“NOW, what I want is facts. Teach these boys and girls nothing but facts. Facts alone are wanted in life. Plant nothing else and root out everything else. You can only form the mind of reasoning animals upon facts: nothing else will ever be of any service to them.”
Such are the well-known and often-quoted opening lines from Charles Dickens’ 1854 novel ‘Hard Times’, spoken by the self-important, self-made man, Gradgrind.
It is interesting to consider them with reference to sport.
One commentator has argued that “Gradgrind reveals his belief that facts are important because they enable individuals to further their own interests.”
The commentator goes on to say that the character’s “jarringly short sentences and monotonous repetition of the word ‘fact’ illustrate his own mechanical, unemotional character.”
As is later pointed out in the novel, “It is known, to the force of a single pound weight, what the engine will do; but not all the calculators of the National debt can tell me the capacity for good or evil, for love or hatred, for patriotism or discontent, for the decomposition of virtue into vice, or the reverse, at any single moment in the soul of one of these quiet servants, with the composed faces and the regulated actions.”
Facts alone tell us nothing about the important things in sport; facts alone cannot help our children face life’s challenges.
It seems that there are, however, plenty of parents still around who will judge a school in such a way. Many will echo Gradgrind’s opening speech by thinking, “Now, what I want is results. Teach these children nothing but results. Results alone are wanted in school. Plant nothing else and root out everything else. You can only form the mind of reasoning animals upon results: nothing else will ever be of any service to them.”
We say that because that is what schools will promote and announce: Results. In some cultures, it will be academic results and in other cultures it will be sporting results but we will declare our results so that people will think, on the basis of the results, that we are an effective, busy, successful, amazing school.
A while ago, a parent’s post on social media asked rhetorically about his child’s school, “How does this little school win again and again against all the other big schools year after year after year? It’s a great lesson in heart and commitment and excellence.”
The evidence for this explanation of great heart and commitment was the school’s four senior teams’ rugby results, all victories. It may indeed be a great lesson in heart and commitment but it may equally be a great lesson in a school offering scholarships to talented youngsters in other schools, who have developed them better.
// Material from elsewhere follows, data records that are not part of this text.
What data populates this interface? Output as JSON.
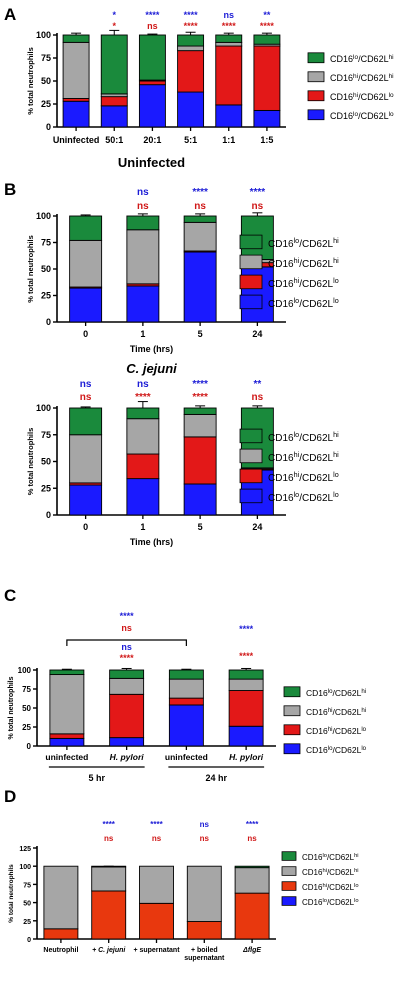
{
  "figure": {
    "series_colors": {
      "green": "#1a8a3c",
      "gray": "#a6a6a6",
      "red": "#e31818",
      "blue": "#1a1aff",
      "orange_red": "#e8380e"
    },
    "sig_colors": {
      "blue": "#1c1cd6",
      "red": "#d01818"
    }
  },
  "chart_data": [
    {
      "panel": "A",
      "type": "bar",
      "stacked": true,
      "title": "",
      "ylabel": "% total neutrophils",
      "xlabel": "",
      "ylim": [
        0,
        100
      ],
      "yticks": [
        "0",
        "25",
        "50",
        "75",
        "100"
      ],
      "categories": [
        "Uninfected",
        "50:1",
        "20:1",
        "5:1",
        "1:1",
        "1:5"
      ],
      "series": [
        {
          "name": "CD16lo/CD62Llo",
          "color": "blue",
          "values": [
            28,
            23,
            46,
            38,
            24,
            18
          ]
        },
        {
          "name": "CD16hi/CD62Llo",
          "color": "red",
          "values": [
            3,
            10,
            4,
            45,
            64,
            70
          ]
        },
        {
          "name": "CD16hi/CD62Lhi",
          "color": "gray",
          "values": [
            61,
            3,
            1,
            5,
            4,
            2
          ]
        },
        {
          "name": "CD16lo/CD62Lhi",
          "color": "green",
          "values": [
            8,
            64,
            49,
            12,
            8,
            10
          ]
        }
      ],
      "errors": [
        [
          2,
          2,
          1,
          2,
          1,
          1
        ],
        [
          1,
          2,
          1,
          3,
          3,
          3
        ],
        [
          2,
          2,
          1,
          2,
          1,
          1
        ],
        [
          2,
          5,
          1,
          3,
          2,
          2
        ]
      ],
      "sig_top": [
        "",
        "*",
        "****",
        "****",
        "ns",
        "**"
      ],
      "sig_bottom": [
        "",
        "*",
        "ns",
        "****",
        "****",
        "****"
      ],
      "legend": [
        {
          "base": "CD16",
          "sup1": "lo",
          "mid": "/CD62L",
          "sup2": "hi",
          "color": "green"
        },
        {
          "base": "CD16",
          "sup1": "hi",
          "mid": "/CD62L",
          "sup2": "hi",
          "color": "gray"
        },
        {
          "base": "CD16",
          "sup1": "hi",
          "mid": "/CD62L",
          "sup2": "lo",
          "color": "red"
        },
        {
          "base": "CD16",
          "sup1": "lo",
          "mid": "/CD62L",
          "sup2": "lo",
          "color": "blue"
        }
      ]
    },
    {
      "panel": "B",
      "type": "bar",
      "stacked": true,
      "title": "Uninfected",
      "ylabel": "% total neutrophils",
      "xlabel": "Time (hrs)",
      "ylim": [
        0,
        100
      ],
      "yticks": [
        "0",
        "25",
        "50",
        "75",
        "100"
      ],
      "categories": [
        "0",
        "1",
        "5",
        "24"
      ],
      "series": [
        {
          "name": "CD16lo/CD62Llo",
          "color": "blue",
          "values": [
            32,
            34,
            66,
            52
          ]
        },
        {
          "name": "CD16hi/CD62Llo",
          "color": "red",
          "values": [
            1,
            2,
            1,
            4
          ]
        },
        {
          "name": "CD16hi/CD62Lhi",
          "color": "gray",
          "values": [
            44,
            51,
            27,
            3
          ]
        },
        {
          "name": "CD16lo/CD62Lhi",
          "color": "green",
          "values": [
            23,
            13,
            6,
            41
          ]
        }
      ],
      "errors": [
        [
          5,
          2,
          1,
          2
        ],
        [
          1,
          1,
          1,
          1
        ],
        [
          7,
          3,
          2,
          2
        ],
        [
          1,
          2,
          2,
          3
        ]
      ],
      "sig_top": [
        "",
        "ns",
        "****",
        "****"
      ],
      "sig_bottom": [
        "",
        "ns",
        "ns",
        "ns"
      ],
      "legend": [
        {
          "base": "CD16",
          "sup1": "lo",
          "mid": "/CD62L",
          "sup2": "hi",
          "color": "green"
        },
        {
          "base": "CD16",
          "sup1": "hi",
          "mid": "/CD62L",
          "sup2": "hi",
          "color": "gray"
        },
        {
          "base": "CD16",
          "sup1": "hi",
          "mid": "/CD62L",
          "sup2": "lo",
          "color": "red"
        },
        {
          "base": "CD16",
          "sup1": "lo",
          "mid": "/CD62L",
          "sup2": "lo",
          "color": "blue"
        }
      ]
    },
    {
      "panel": "B2",
      "type": "bar",
      "stacked": true,
      "title": "C. jejuni",
      "ylabel": "% total neutrophils",
      "xlabel": "Time (hrs)",
      "ylim": [
        0,
        100
      ],
      "yticks": [
        "0",
        "25",
        "50",
        "75",
        "100"
      ],
      "categories": [
        "0",
        "1",
        "5",
        "24"
      ],
      "series": [
        {
          "name": "CD16lo/CD62Llo",
          "color": "blue",
          "values": [
            28,
            34,
            29,
            42
          ]
        },
        {
          "name": "CD16hi/CD62Llo",
          "color": "red",
          "values": [
            2,
            23,
            44,
            1
          ]
        },
        {
          "name": "CD16hi/CD62Lhi",
          "color": "gray",
          "values": [
            45,
            33,
            21,
            1
          ]
        },
        {
          "name": "CD16lo/CD62Lhi",
          "color": "green",
          "values": [
            25,
            10,
            6,
            56
          ]
        }
      ],
      "errors": [
        [
          2,
          5,
          3,
          1
        ],
        [
          1,
          8,
          4,
          1
        ],
        [
          2,
          5,
          3,
          1
        ],
        [
          1,
          6,
          2,
          2
        ]
      ],
      "sig_top": [
        "ns",
        "ns",
        "****",
        "**"
      ],
      "sig_bottom": [
        "ns",
        "****",
        "****",
        "ns"
      ],
      "legend": [
        {
          "base": "CD16",
          "sup1": "lo",
          "mid": "/CD62L",
          "sup2": "hi",
          "color": "green"
        },
        {
          "base": "CD16",
          "sup1": "hi",
          "mid": "/CD62L",
          "sup2": "hi",
          "color": "gray"
        },
        {
          "base": "CD16",
          "sup1": "hi",
          "mid": "/CD62L",
          "sup2": "lo",
          "color": "red"
        },
        {
          "base": "CD16",
          "sup1": "lo",
          "mid": "/CD62L",
          "sup2": "lo",
          "color": "blue"
        }
      ]
    },
    {
      "panel": "C",
      "type": "bar",
      "stacked": true,
      "title": "",
      "ylabel": "% total neutrophils",
      "xlabel": "",
      "ylim": [
        0,
        100
      ],
      "yticks": [
        "0",
        "25",
        "50",
        "75",
        "100"
      ],
      "categories": [
        "uninfected",
        "H. pylori",
        "uninfected",
        "H. pylori"
      ],
      "group_labels": [
        "5 hr",
        "24 hr"
      ],
      "series": [
        {
          "name": "CD16lo/CD62Llo",
          "color": "blue",
          "values": [
            10,
            11,
            54,
            26
          ]
        },
        {
          "name": "CD16hi/CD62Llo",
          "color": "red",
          "values": [
            6,
            57,
            9,
            47
          ]
        },
        {
          "name": "CD16hi/CD62Lhi",
          "color": "gray",
          "values": [
            78,
            21,
            25,
            15
          ]
        },
        {
          "name": "CD16lo/CD62Lhi",
          "color": "green",
          "values": [
            6,
            11,
            12,
            12
          ]
        }
      ],
      "errors": [
        [
          2,
          1,
          1,
          9
        ],
        [
          1,
          1,
          1,
          8
        ],
        [
          2,
          2,
          1,
          3
        ],
        [
          1,
          2,
          1,
          2
        ]
      ],
      "sig_top": [
        "",
        "",
        "",
        "****"
      ],
      "sig_bottom": [
        "",
        "****",
        "",
        "****"
      ],
      "sig_mid": [
        "",
        "ns",
        "",
        ""
      ],
      "bracket": {
        "from": 0,
        "to": 2,
        "labels": [
          "****",
          "ns"
        ]
      },
      "legend": [
        {
          "base": "CD16",
          "sup1": "lo",
          "mid": "/CD62L",
          "sup2": "hi",
          "color": "green"
        },
        {
          "base": "CD16",
          "sup1": "hi",
          "mid": "/CD62L",
          "sup2": "hi",
          "color": "gray"
        },
        {
          "base": "CD16",
          "sup1": "hi",
          "mid": "/CD62L",
          "sup2": "lo",
          "color": "red"
        },
        {
          "base": "CD16",
          "sup1": "lo",
          "mid": "/CD62L",
          "sup2": "lo",
          "color": "blue"
        }
      ]
    },
    {
      "panel": "D",
      "type": "bar",
      "stacked": true,
      "title": "",
      "ylabel": "% total neutrophils",
      "xlabel": "",
      "ylim": [
        0,
        125
      ],
      "yticks": [
        "0",
        "25",
        "50",
        "75",
        "100",
        "125"
      ],
      "categories": [
        "Neutrophil",
        "+ C. jejuni",
        "+ supernatant",
        "+ boiled supernatant",
        "ΔflgE"
      ],
      "series": [
        {
          "name": "CD16lo/CD62Llo",
          "color": "blue",
          "values": [
            0,
            0,
            0,
            0,
            0
          ]
        },
        {
          "name": "CD16hi/CD62Llo",
          "color": "orange_red",
          "values": [
            14,
            66,
            49,
            24,
            63
          ]
        },
        {
          "name": "CD16hi/CD62Lhi",
          "color": "gray",
          "values": [
            86,
            33,
            51,
            76,
            35
          ]
        },
        {
          "name": "CD16lo/CD62Lhi",
          "color": "green",
          "values": [
            0,
            1,
            0,
            0,
            2
          ]
        }
      ],
      "errors": [
        [
          0,
          0,
          0,
          12,
          0
        ],
        [
          0,
          1,
          0,
          10,
          1
        ],
        [
          0,
          1,
          0,
          0,
          1
        ],
        [
          0,
          0,
          0,
          0,
          0
        ]
      ],
      "sig_top": [
        "",
        "****",
        "****",
        "ns",
        "****"
      ],
      "sig_bottom": [
        "",
        "ns",
        "ns",
        "ns",
        "ns"
      ],
      "legend": [
        {
          "base": "CD16",
          "sup1": "lo",
          "mid": "/CD62L",
          "sup2": "hi",
          "color": "green"
        },
        {
          "base": "CD16",
          "sup1": "hi",
          "mid": "/CD62L",
          "sup2": "hi",
          "color": "gray"
        },
        {
          "base": "CD16",
          "sup1": "hi",
          "mid": "/CD62L",
          "sup2": "lo",
          "color": "orange_red"
        },
        {
          "base": "CD16",
          "sup1": "lo",
          "mid": "/CD62L",
          "sup2": "lo",
          "color": "blue"
        }
      ]
    }
  ]
}
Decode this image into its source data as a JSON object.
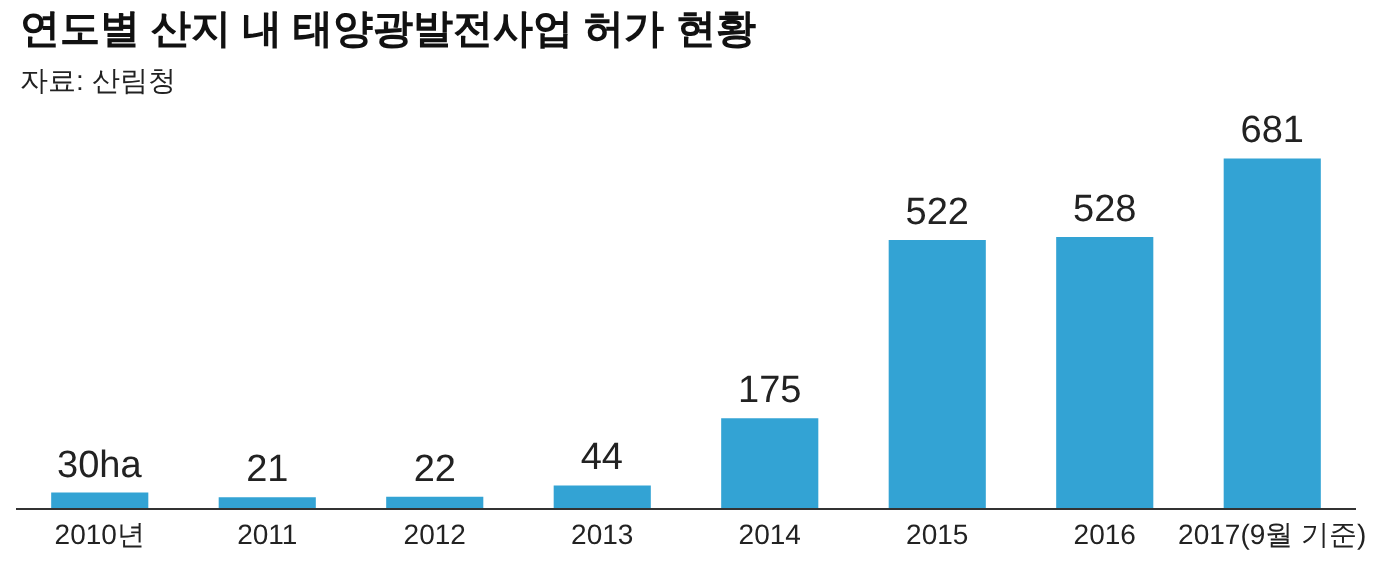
{
  "chart_data": {
    "type": "bar",
    "title": "연도별 산지 내 태양광발전사업 허가 현황",
    "subtitle": "자료: 산림청",
    "categories": [
      "2010년",
      "2011",
      "2012",
      "2013",
      "2014",
      "2015",
      "2016",
      "2017(9월 기준)"
    ],
    "values": [
      30,
      21,
      22,
      44,
      175,
      522,
      528,
      681
    ],
    "value_labels": [
      "30ha",
      "21",
      "22",
      "44",
      "175",
      "522",
      "528",
      "681"
    ],
    "color": "#33a3d4"
  }
}
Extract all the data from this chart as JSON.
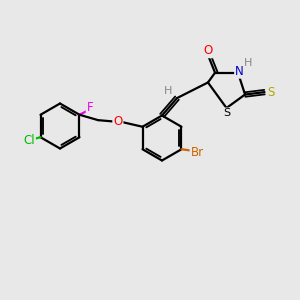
{
  "background_color": "#e8e8e8",
  "bond_color": "#000000",
  "bond_width": 1.6,
  "atom_colors": {
    "Br": "#cc6600",
    "Cl": "#00bb00",
    "F": "#ee00ee",
    "O": "#ff0000",
    "N": "#0000cc",
    "S_yellow": "#aaaa00",
    "S_ring": "#000000",
    "H": "#888888",
    "C": "#000000"
  },
  "figsize": [
    3.0,
    3.0
  ],
  "dpi": 100
}
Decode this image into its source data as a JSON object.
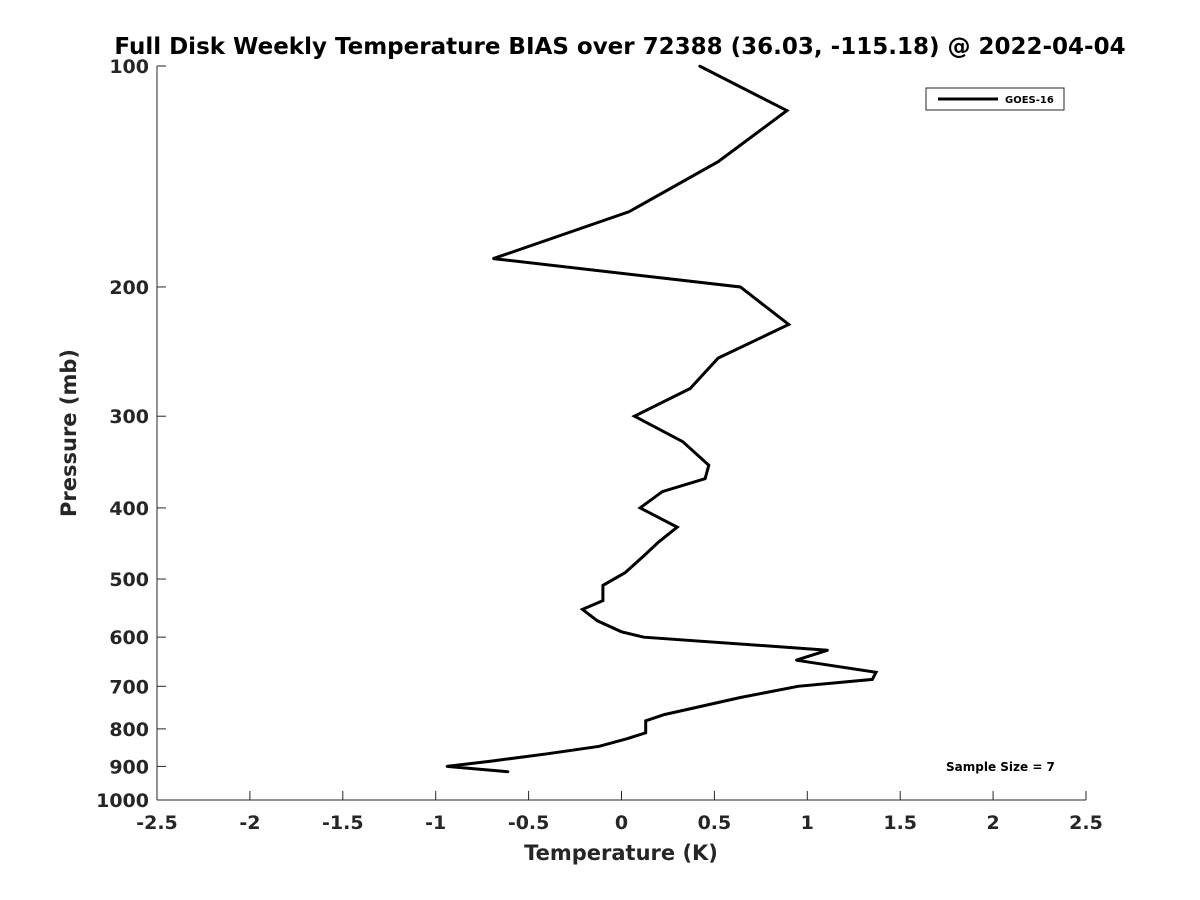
{
  "chart_data": {
    "type": "line",
    "title": "Full Disk Weekly Temperature BIAS over 72388 (36.03, -115.18) @ 2022-04-04",
    "xlabel": "Temperature (K)",
    "ylabel": "Pressure (mb)",
    "xlim": [
      -2.5,
      2.5
    ],
    "ylim": [
      100,
      1000
    ],
    "y_scale": "log",
    "y_reversed": true,
    "x_ticks": [
      -2.5,
      -2,
      -1.5,
      -1,
      -0.5,
      0,
      0.5,
      1,
      1.5,
      2,
      2.5
    ],
    "x_tick_labels": [
      "-2.5",
      "-2",
      "-1.5",
      "-1",
      "-0.5",
      "0",
      "0.5",
      "1",
      "1.5",
      "2",
      "2.5"
    ],
    "y_ticks": [
      100,
      200,
      300,
      400,
      500,
      600,
      700,
      800,
      900,
      1000
    ],
    "y_tick_labels": [
      "100",
      "200",
      "300",
      "400",
      "500",
      "600",
      "700",
      "800",
      "900",
      "1000"
    ],
    "grid": false,
    "legend_position": "top-right",
    "annotation": "Sample Size = 7",
    "series": [
      {
        "name": "GOES-16",
        "color": "#000000",
        "points": [
          {
            "x": 0.42,
            "y": 100
          },
          {
            "x": 0.89,
            "y": 115
          },
          {
            "x": 0.52,
            "y": 135
          },
          {
            "x": 0.04,
            "y": 158
          },
          {
            "x": -0.69,
            "y": 183
          },
          {
            "x": 0.64,
            "y": 200
          },
          {
            "x": 0.9,
            "y": 225
          },
          {
            "x": 0.52,
            "y": 250
          },
          {
            "x": 0.37,
            "y": 275
          },
          {
            "x": 0.07,
            "y": 300
          },
          {
            "x": 0.33,
            "y": 325
          },
          {
            "x": 0.47,
            "y": 350
          },
          {
            "x": 0.45,
            "y": 365
          },
          {
            "x": 0.22,
            "y": 380
          },
          {
            "x": 0.1,
            "y": 400
          },
          {
            "x": 0.3,
            "y": 425
          },
          {
            "x": 0.2,
            "y": 445
          },
          {
            "x": 0.12,
            "y": 465
          },
          {
            "x": 0.02,
            "y": 490
          },
          {
            "x": -0.1,
            "y": 510
          },
          {
            "x": -0.1,
            "y": 535
          },
          {
            "x": -0.21,
            "y": 550
          },
          {
            "x": -0.13,
            "y": 570
          },
          {
            "x": 0.0,
            "y": 590
          },
          {
            "x": 0.12,
            "y": 600
          },
          {
            "x": 1.11,
            "y": 625
          },
          {
            "x": 0.94,
            "y": 645
          },
          {
            "x": 1.37,
            "y": 670
          },
          {
            "x": 1.35,
            "y": 685
          },
          {
            "x": 0.95,
            "y": 700
          },
          {
            "x": 0.64,
            "y": 725
          },
          {
            "x": 0.23,
            "y": 765
          },
          {
            "x": 0.13,
            "y": 780
          },
          {
            "x": 0.13,
            "y": 810
          },
          {
            "x": 0.03,
            "y": 825
          },
          {
            "x": -0.12,
            "y": 845
          },
          {
            "x": -0.4,
            "y": 865
          },
          {
            "x": -0.7,
            "y": 885
          },
          {
            "x": -0.94,
            "y": 900
          },
          {
            "x": -0.61,
            "y": 915
          }
        ]
      }
    ]
  }
}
And it might just be pointed out that no mention was made of the four junior teams that all lost their matches.
The same parent, a few weeks later, proudly posted a similar comment after a trophy-winning performance by one of its teams: “A pretty fine record for this little school …. Big hearts, great training, a lot of courage and an old-fashioned tradition of excellence.”
It was interesting, though, that the parents did not post the results or comment on them during the intervening week when the senior rugby teams all lost – to a smaller school (in terms of number of pupils)!
The fact is the results themselves do not say anything about heart or courage, tradition or excellence. After all, heart, courage, commitment and excellence can easily be found (and, more often than not, are found) in defeat as opposed to victory.
Perhaps this parent, and like-minded parents, might be the person described by Andrew Lang who suggests that such a man “Uses statistics as a drunken man uses a lamppost – for support rather than for illumination.”
Parents could do with some illumination.
These are hard times for many, not least for the young. We must not kid ourselves though; just as facts are not everything in life, neither are results, especially sporting. We shall spell it out very clearly: a great school is not dependent on results. It is built on character, for sure, but we must not use results or statistics to argue for the existence of character.
After all, as Morgan Friedman declares poignantly, “Statistics do not speak for themselves.” For, as Rex Stout has pointed out, “There are two kinds of statistics – the kind we look up and the kind we make up.”
Our response to those who cry “results” in the manner of Gradgrind should be that of another character in Dickens’s novels: “Bah humbug!”